How to: Provision WAF, DNS, or Access modules for a managed BIG-IP Next instance

Disable or enable modules on your BIg-IP Next instance to manage the dedidated resources used on your instance.

When a managed BIG-IP Next instance is licensed for the Web Application Firewall (WAF) module is enabled by default.

Note: Review the impact of disabling or re-enabling a WAF module on an instance.


  • To manage BIG-IP Next instances, you must have Administrator or Instance Manager user credentials. Users with Application Manager and Auditor credentials have read-only access to all application service information. For more information about user roles, see How to: Assign standard roles to users.

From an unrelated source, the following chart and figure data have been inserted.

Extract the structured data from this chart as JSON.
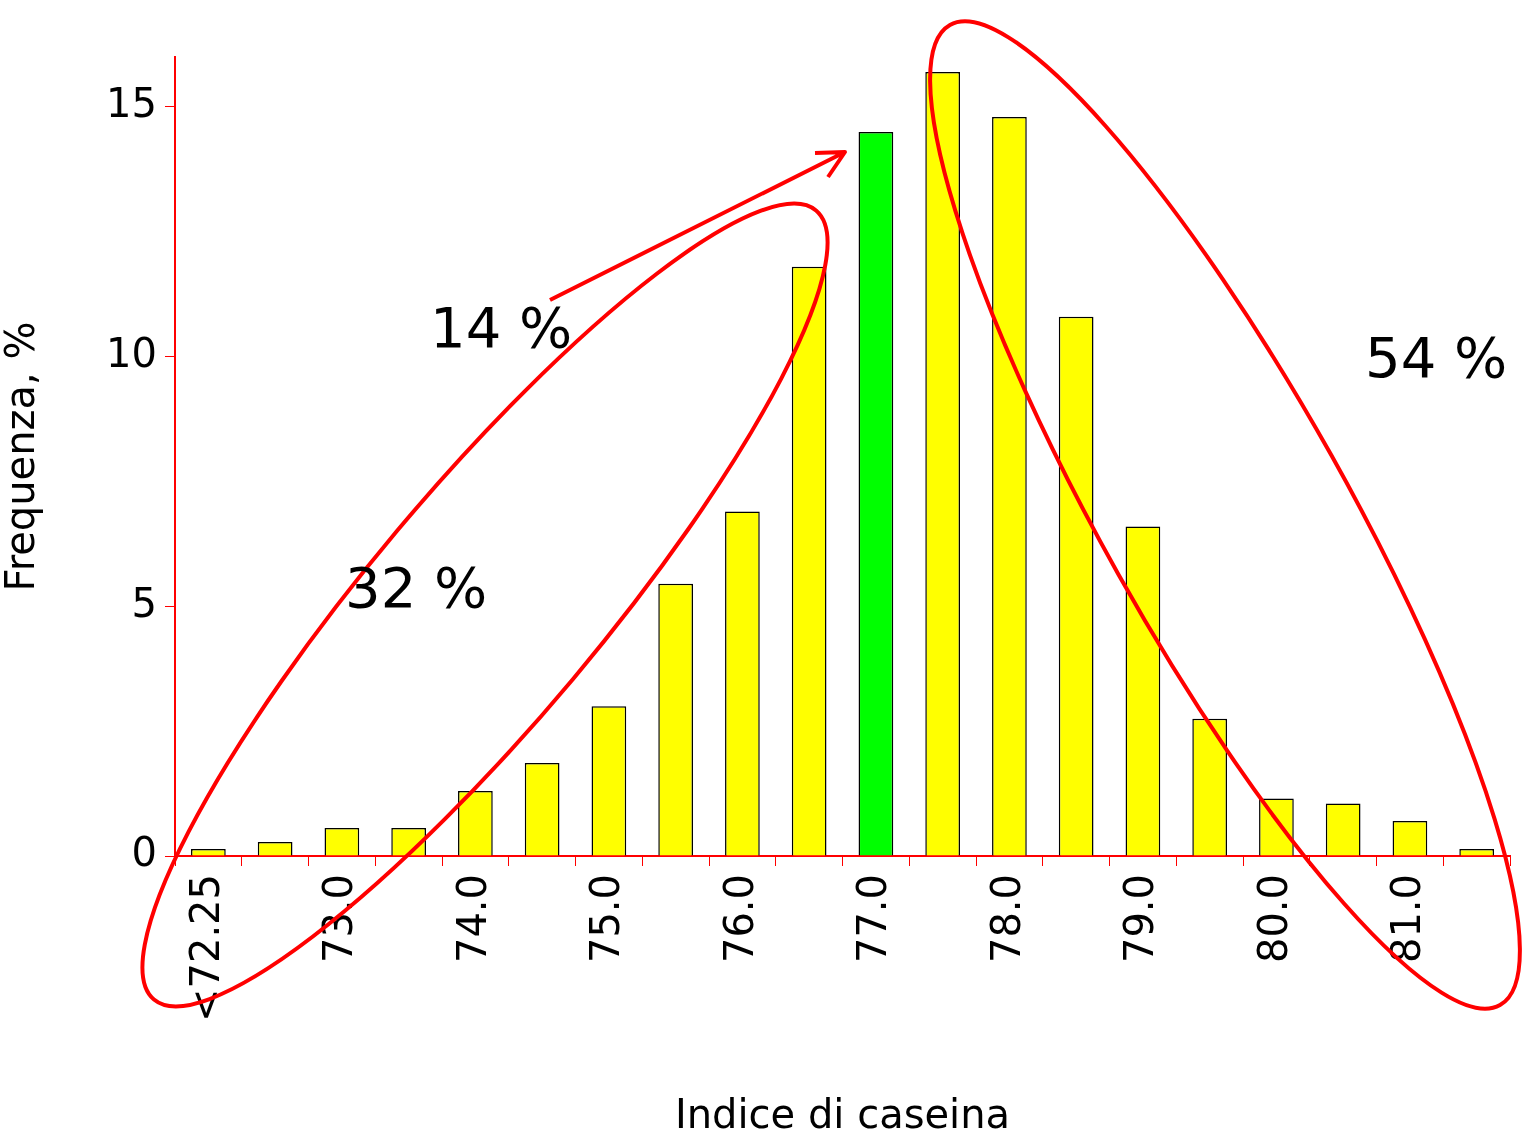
{
  "chart_data": {
    "type": "bar",
    "xlabel": "Indice di caseina",
    "ylabel": "Frequenza, %",
    "categories": [
      "<72.25",
      null,
      "73.0",
      null,
      "74.0",
      null,
      "75.0",
      null,
      "76.0",
      null,
      "77.0",
      null,
      "78.0",
      null,
      "79.0",
      null,
      "80.0",
      null,
      "81.0",
      null
    ],
    "values": [
      0.14,
      0.28,
      0.56,
      0.56,
      1.3,
      1.86,
      3.0,
      5.45,
      6.9,
      11.8,
      14.5,
      15.7,
      14.8,
      10.8,
      6.6,
      2.75,
      1.15,
      1.05,
      0.7,
      0.14
    ],
    "colors": [
      "#ffff00",
      "#ffff00",
      "#ffff00",
      "#ffff00",
      "#ffff00",
      "#ffff00",
      "#ffff00",
      "#ffff00",
      "#ffff00",
      "#ffff00",
      "#00ff00",
      "#ffff00",
      "#ffff00",
      "#ffff00",
      "#ffff00",
      "#ffff00",
      "#ffff00",
      "#ffff00",
      "#ffff00",
      "#ffff00"
    ],
    "ylim": [
      0,
      16
    ],
    "yticks": [
      0,
      5,
      10,
      15
    ],
    "grid": false,
    "legend": false,
    "annotations": [
      "14 %",
      "32 %",
      "54 %"
    ]
  }
}
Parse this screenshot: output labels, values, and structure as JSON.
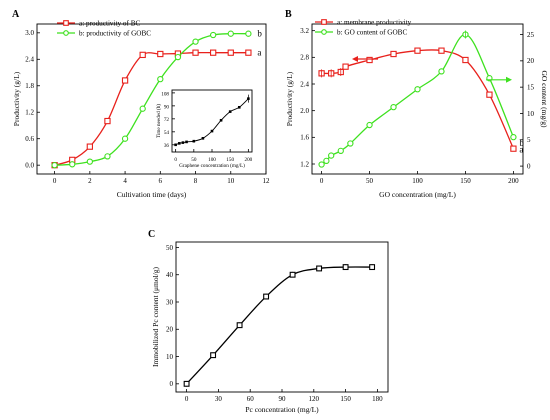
{
  "chart_data": [
    {
      "panel": "A",
      "type": "line",
      "xlabel": "Cultivation time (days)",
      "ylabel": "Productivity (g/L)",
      "xlim": [
        -1,
        12
      ],
      "ylim": [
        -0.2,
        3.2
      ],
      "xticks": [
        0,
        2,
        4,
        6,
        8,
        10,
        12
      ],
      "yticks": [
        0.0,
        0.6,
        1.2,
        1.8,
        2.4,
        3.0
      ],
      "legend": "top-left",
      "series": [
        {
          "name": "a: productivity of BC",
          "tag": "a",
          "color": "#e8211c",
          "marker": "square",
          "x": [
            0,
            1,
            2,
            3,
            4,
            5,
            6,
            7,
            8,
            9,
            10,
            11
          ],
          "y": [
            0.0,
            0.12,
            0.42,
            1.0,
            1.92,
            2.5,
            2.52,
            2.53,
            2.55,
            2.55,
            2.55,
            2.55
          ]
        },
        {
          "name": "b: productivity of GOBC",
          "tag": "b",
          "color": "#3ee11f",
          "marker": "circle",
          "x": [
            0,
            1,
            2,
            3,
            4,
            5,
            6,
            7,
            8,
            9,
            10,
            11
          ],
          "y": [
            0.0,
            0.02,
            0.08,
            0.2,
            0.6,
            1.28,
            1.95,
            2.45,
            2.8,
            2.95,
            2.98,
            2.98
          ]
        }
      ],
      "inset": {
        "type": "line",
        "xlabel": "Graphene concentration (mg/L)",
        "ylabel": "Time needed (h)",
        "xlim": [
          -10,
          210
        ],
        "ylim": [
          26,
          112
        ],
        "xticks": [
          0,
          50,
          100,
          150,
          200
        ],
        "yticks": [
          36,
          54,
          72,
          90,
          108
        ],
        "x": [
          0,
          10,
          20,
          30,
          50,
          75,
          100,
          125,
          150,
          175,
          200
        ],
        "y": [
          36,
          38,
          39,
          40,
          41,
          45,
          55,
          70,
          82,
          88,
          100
        ]
      }
    },
    {
      "panel": "B",
      "type": "line",
      "xlabel": "GO concentration (mg/L)",
      "ylabel": "Productivity (g/L)",
      "ylabel_right": "GO content (mg/g)",
      "xlim": [
        -10,
        210
      ],
      "ylim": [
        1.05,
        3.3
      ],
      "ylim_right": [
        -1.5,
        27
      ],
      "xticks": [
        0,
        50,
        100,
        150,
        200
      ],
      "yticks": [
        1.2,
        1.6,
        2.0,
        2.4,
        2.8,
        3.2
      ],
      "yticks_right": [
        0,
        5,
        10,
        15,
        20,
        25
      ],
      "legend": "top-left",
      "series": [
        {
          "name": "a: membrane productivity",
          "tag": "a",
          "color": "#e8211c",
          "marker": "square",
          "axis": "left",
          "x": [
            0,
            10,
            20,
            25,
            50,
            75,
            100,
            125,
            150,
            175,
            200
          ],
          "y": [
            2.56,
            2.56,
            2.58,
            2.66,
            2.76,
            2.85,
            2.9,
            2.9,
            2.76,
            2.24,
            1.43
          ]
        },
        {
          "name": "b: GO content of GOBC",
          "tag": "b",
          "color": "#3ee11f",
          "marker": "circle",
          "axis": "right",
          "x": [
            0,
            5,
            10,
            20,
            30,
            50,
            75,
            100,
            125,
            150,
            175,
            200
          ],
          "y": [
            0.3,
            1.0,
            2.0,
            2.9,
            4.3,
            7.8,
            11.2,
            14.6,
            18.0,
            25.0,
            16.7,
            5.5
          ]
        }
      ]
    },
    {
      "panel": "C",
      "type": "line",
      "xlabel": "Pc concentration (mg/L)",
      "ylabel": "Immobilized Pc content (μmol/g)",
      "xlim": [
        -10,
        190
      ],
      "ylim": [
        -3,
        52
      ],
      "xticks": [
        0,
        30,
        60,
        90,
        120,
        150,
        180
      ],
      "yticks": [
        0,
        10,
        20,
        30,
        40,
        50
      ],
      "series": [
        {
          "color": "#000000",
          "marker": "square-open",
          "x": [
            0,
            25,
            50,
            75,
            100,
            125,
            150,
            175
          ],
          "y": [
            0,
            10.5,
            21.5,
            32,
            40,
            42.3,
            42.8,
            42.8
          ]
        }
      ]
    }
  ]
}
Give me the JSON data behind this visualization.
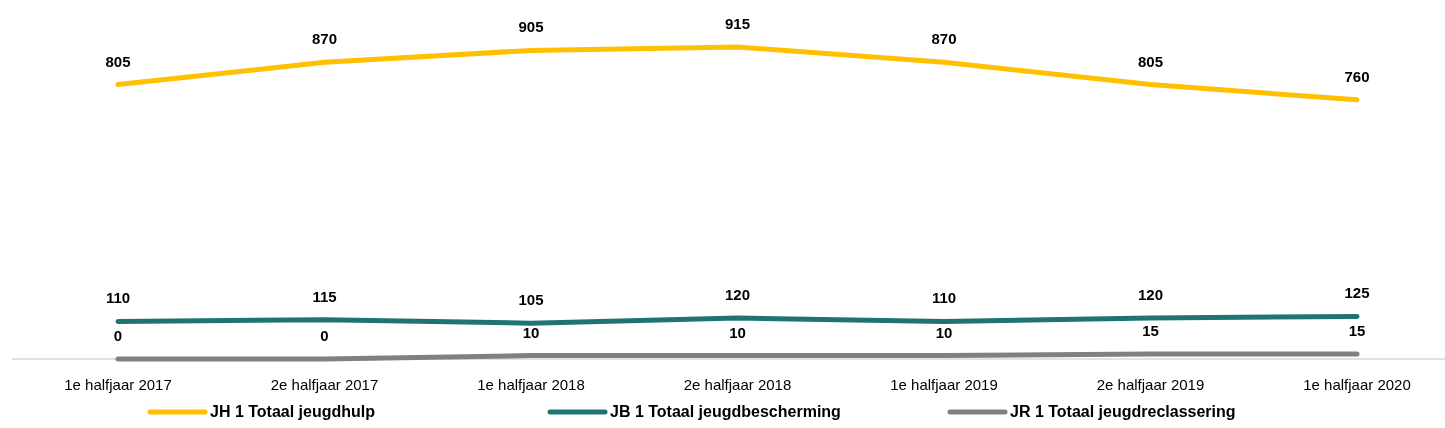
{
  "chart_data": {
    "type": "line",
    "categories": [
      "1e halfjaar 2017",
      "2e halfjaar 2017",
      "1e halfjaar 2018",
      "2e halfjaar 2018",
      "1e halfjaar 2019",
      "2e halfjaar 2019",
      "1e halfjaar 2020"
    ],
    "series": [
      {
        "name": "JH 1 Totaal jeugdhulp",
        "color": "#ffc000",
        "values": [
          805,
          870,
          905,
          915,
          870,
          805,
          760
        ]
      },
      {
        "name": "JB 1 Totaal jeugdbescherming",
        "color": "#1f7472",
        "values": [
          110,
          115,
          105,
          120,
          110,
          120,
          125
        ]
      },
      {
        "name": "JR 1 Totaal jeugdreclassering",
        "color": "#808080",
        "values": [
          0,
          0,
          10,
          10,
          10,
          15,
          15
        ]
      }
    ],
    "relative": false,
    "data_labels": true,
    "legend": "bottom",
    "marker": "none",
    "line_style": "solid"
  }
}
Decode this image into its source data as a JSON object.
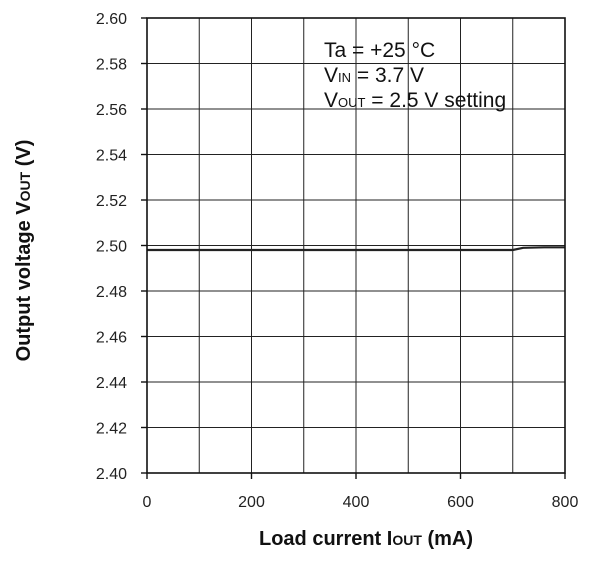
{
  "chart_data": {
    "type": "line",
    "title": "",
    "xlabel": {
      "main": "Load current I",
      "sub": "OUT",
      "unit": " (mA)"
    },
    "ylabel": {
      "main": "Output voltage V",
      "sub": "OUT",
      "unit": " (V)"
    },
    "xlim": [
      0,
      800
    ],
    "ylim": [
      2.4,
      2.6
    ],
    "x_ticks": [
      "0",
      "200",
      "400",
      "600",
      "800"
    ],
    "y_ticks": [
      "2.40",
      "2.42",
      "2.44",
      "2.46",
      "2.48",
      "2.50",
      "2.52",
      "2.54",
      "2.56",
      "2.58",
      "2.60"
    ],
    "x_grid_step": 100,
    "y_grid_step": 0.02,
    "grid": true,
    "legend": "none",
    "annotations": [
      {
        "parts": [
          {
            "t": "Ta = +25 °C"
          }
        ]
      },
      {
        "parts": [
          {
            "t": "V"
          },
          {
            "t": "IN",
            "sub": true
          },
          {
            "t": " = 3.7 V"
          }
        ]
      },
      {
        "parts": [
          {
            "t": "V"
          },
          {
            "t": "OUT",
            "sub": true
          },
          {
            "t": " = 2.5 V setting"
          }
        ]
      }
    ],
    "series": [
      {
        "color": "#222222",
        "x": [
          0,
          100,
          200,
          300,
          400,
          500,
          600,
          700,
          720,
          760,
          800
        ],
        "y": [
          2.498,
          2.498,
          2.498,
          2.498,
          2.498,
          2.498,
          2.498,
          2.498,
          2.499,
          2.4992,
          2.4992
        ]
      }
    ]
  }
}
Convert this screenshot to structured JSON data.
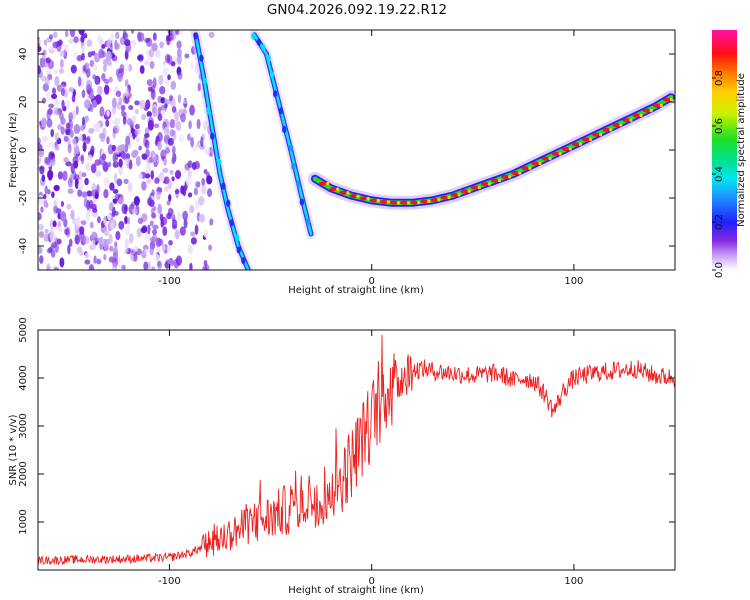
{
  "title": "GN04.2026.092.19.22.R12",
  "chart_data": [
    {
      "type": "heatmap",
      "name": "spectrogram",
      "xlabel": "Height of straight line (km)",
      "ylabel": "Frequency (Hz)",
      "xlim": [
        -165,
        150
      ],
      "ylim": [
        -50,
        50
      ],
      "x_ticks": [
        -100,
        0,
        100
      ],
      "y_ticks": [
        -40,
        -20,
        0,
        20,
        40
      ],
      "colorbar": {
        "label": "Normalized spectral amplitude",
        "range": [
          0,
          1
        ],
        "ticks": [
          0.0,
          0.2,
          0.4,
          0.6,
          0.8
        ],
        "tick_labels": [
          "0.0",
          "0.2",
          "0.4",
          "0.6",
          "0.8"
        ]
      },
      "traces": [
        {
          "name": "main-tone",
          "x": [
            -28,
            -20,
            -10,
            0,
            10,
            20,
            30,
            40,
            50,
            60,
            70,
            80,
            90,
            100,
            110,
            120,
            130,
            140,
            148
          ],
          "y": [
            -12,
            -16,
            -19,
            -21,
            -22,
            -22,
            -21,
            -19,
            -16,
            -13,
            -10,
            -6,
            -2,
            2,
            6,
            10,
            14,
            18,
            22
          ],
          "amplitude": 0.95
        },
        {
          "name": "aliased-trace-1",
          "x": [
            -58,
            -52,
            -46,
            -40,
            -35,
            -30
          ],
          "y": [
            48,
            40,
            20,
            0,
            -18,
            -35
          ],
          "amplitude": 0.35
        },
        {
          "name": "aliased-trace-2",
          "x": [
            -87,
            -83,
            -79,
            -75,
            -71,
            -66,
            -61
          ],
          "y": [
            48,
            30,
            10,
            -10,
            -25,
            -40,
            -50
          ],
          "amplitude": 0.35
        }
      ],
      "noise_region_x": [
        -165,
        -85
      ]
    },
    {
      "type": "line",
      "name": "snr",
      "xlabel": "Height of straight line (km)",
      "ylabel": "SNR (10 * v/v)",
      "xlim": [
        -165,
        150
      ],
      "ylim": [
        0,
        5000
      ],
      "x_ticks": [
        -100,
        0,
        100
      ],
      "y_ticks": [
        1000,
        2000,
        3000,
        4000,
        5000
      ],
      "series": [
        {
          "name": "SNR",
          "color": "#ee2020",
          "x": [
            -165,
            -140,
            -120,
            -100,
            -90,
            -80,
            -70,
            -60,
            -50,
            -40,
            -30,
            -20,
            -15,
            -10,
            -5,
            0,
            3,
            6,
            10,
            15,
            20,
            25,
            30,
            40,
            50,
            60,
            65,
            70,
            75,
            80,
            85,
            90,
            95,
            100,
            110,
            120,
            130,
            140,
            150
          ],
          "y": [
            200,
            220,
            230,
            260,
            350,
            550,
            750,
            950,
            1100,
            1300,
            1500,
            1650,
            1900,
            2250,
            2700,
            3100,
            3450,
            3650,
            3850,
            4000,
            4150,
            4200,
            4150,
            4100,
            4050,
            4100,
            4050,
            3950,
            4000,
            3950,
            3700,
            3300,
            3750,
            4000,
            4100,
            4150,
            4200,
            4050,
            4000
          ]
        }
      ]
    }
  ],
  "colors": {
    "line": "#ee2020",
    "axis": "#111111",
    "spectrum_hot": "#e8181c",
    "spectrum_noise": "#7a22e0"
  }
}
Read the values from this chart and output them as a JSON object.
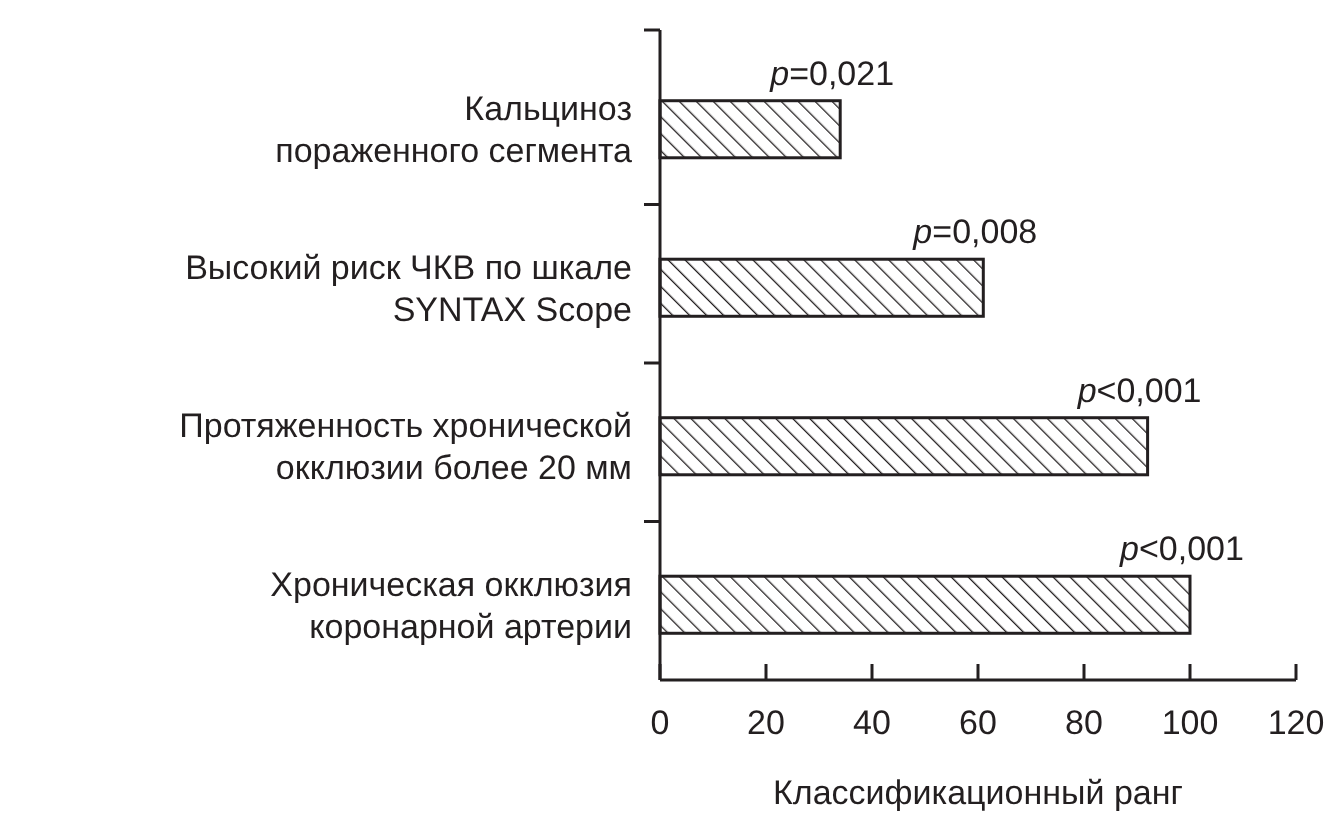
{
  "chart_data": {
    "type": "bar",
    "orientation": "horizontal",
    "xlabel": "Классификационный ранг",
    "categories": [
      "Кальциноз\nпораженного сегмента",
      "Высокий риск ЧКВ по шкале\nSYNTAX Scope",
      "Протяженность хронической\nокклюзии более 20 мм",
      "Хроническая окклюзия\nкоронарной артерии"
    ],
    "values": [
      34,
      61,
      92,
      100
    ],
    "color": "#231f20",
    "xlim": [
      0,
      120
    ],
    "xticks": [
      0,
      20,
      40,
      60,
      80,
      100,
      120
    ],
    "grid": false,
    "annotations": [
      {
        "text": "p=0,021",
        "x": 34,
        "y": "Кальциноз\nпораженного сегмента"
      },
      {
        "text": "p=0,008",
        "x": 61,
        "y": "Высокий риск ЧКВ по шкале\nSYNTAX Scope"
      },
      {
        "text": "p<0,001",
        "x": 92,
        "y": "Протяженность хронической\nокклюзии более 20 мм"
      },
      {
        "text": "p<0,001",
        "x": 100,
        "y": "Хроническая окклюзия\nкоронарной артерии"
      }
    ]
  }
}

  • You must disable all deployed WAF or Access application services to the instance if your are disabling the module. If any security policies are deployed, de-provisioning from the instance will fail.

  • You cannot provision DNS simultaneously with WAF or Access on the same instance. If either WAF or Access modules are provisions, and have active, deployed policies, DNS provisioning will fail. If neither WAF nor Access are provisioned, provisioning DNS will automatically disable WAF and Access modules.


  1. Log in to BIG-IP Next Central Manager, click the Workspace icon next to the F5 logo, and click Infrastructure.

  2. Click the name of BIG-IP Next instance you want to disable WAF for.

  3. On the left, select Provision.
    The Provisioning screen opens.

  4. Deselect or select:

    1. The Enable WAF on this instance option.

    2. The Enable Access on this instance option.

    3. The Enable DNS on this instance option.

  5. Click Save.


The module provisioning is changed for the selected BIG-IP Next instance. You can re-enable Access or WAF modules if DNS is disabled.